The discrepancy between, on the one hand, the pre- and post-dialysis plasma water ionized sodium concentration (134.4 ± 2.4 and 134.2 ± 1.5 mmol/l at the beginning and at the end of the dialysis sessions, respectively; see Table 3) and, on the other hand, the dialysate ionized sodium concentration (137.5 ± 4.1 mmol/l) has been referred to the different laboratory methods used: indirect ionometry for the dialysate and point of care direct ionometry on whole blood for the plasma.

In conclusion, both high bicarbonate and calcium concentrations in the dialysate improve the haemodynamic pattern during dialysis. Bicarbonate reduces arterial stiffness and ameliorates the heart tolerance for volume overload in the interdialytic phase, whereas calcium directly increases stroke volume. The slight hypotensive effect of alkalaemia should motivate a probative reduction of bicarbonate concentration in dialysis fluid for haemodynamic reasons, only in the event of failure of classical tools to prevent intradialytic hypotension.
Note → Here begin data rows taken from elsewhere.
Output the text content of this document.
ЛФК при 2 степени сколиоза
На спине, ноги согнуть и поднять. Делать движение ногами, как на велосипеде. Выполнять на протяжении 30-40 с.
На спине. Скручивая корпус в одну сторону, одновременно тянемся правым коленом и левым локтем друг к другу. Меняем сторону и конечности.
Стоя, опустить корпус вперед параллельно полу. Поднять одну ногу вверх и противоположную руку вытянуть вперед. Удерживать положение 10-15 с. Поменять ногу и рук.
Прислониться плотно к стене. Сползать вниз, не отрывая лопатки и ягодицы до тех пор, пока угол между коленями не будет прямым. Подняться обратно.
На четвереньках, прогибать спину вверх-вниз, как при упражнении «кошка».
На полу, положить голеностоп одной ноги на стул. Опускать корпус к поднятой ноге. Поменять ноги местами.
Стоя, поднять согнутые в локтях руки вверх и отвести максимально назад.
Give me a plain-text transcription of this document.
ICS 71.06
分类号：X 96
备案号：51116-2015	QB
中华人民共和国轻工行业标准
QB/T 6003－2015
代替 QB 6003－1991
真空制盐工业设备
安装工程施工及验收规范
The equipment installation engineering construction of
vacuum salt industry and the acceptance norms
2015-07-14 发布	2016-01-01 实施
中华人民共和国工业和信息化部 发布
The implications on systemic haemodynamics are also to be considered when performing haemodialyses and continuous renal replacement therapies with citrate anticoagulation, a method that exposes patients to both metabolic alkalosis (citrate is converted in bicarbonate) and hypocalcaemia [26].

Acknowledgments

This work was funded by a grant from the Fondazione Ettore Balli, Locarno, Switzerland. The study sponsors had no role in study design, data collection, data analysis, data interpretation or in the writing of the report.

Conflict of interest statement. None declared.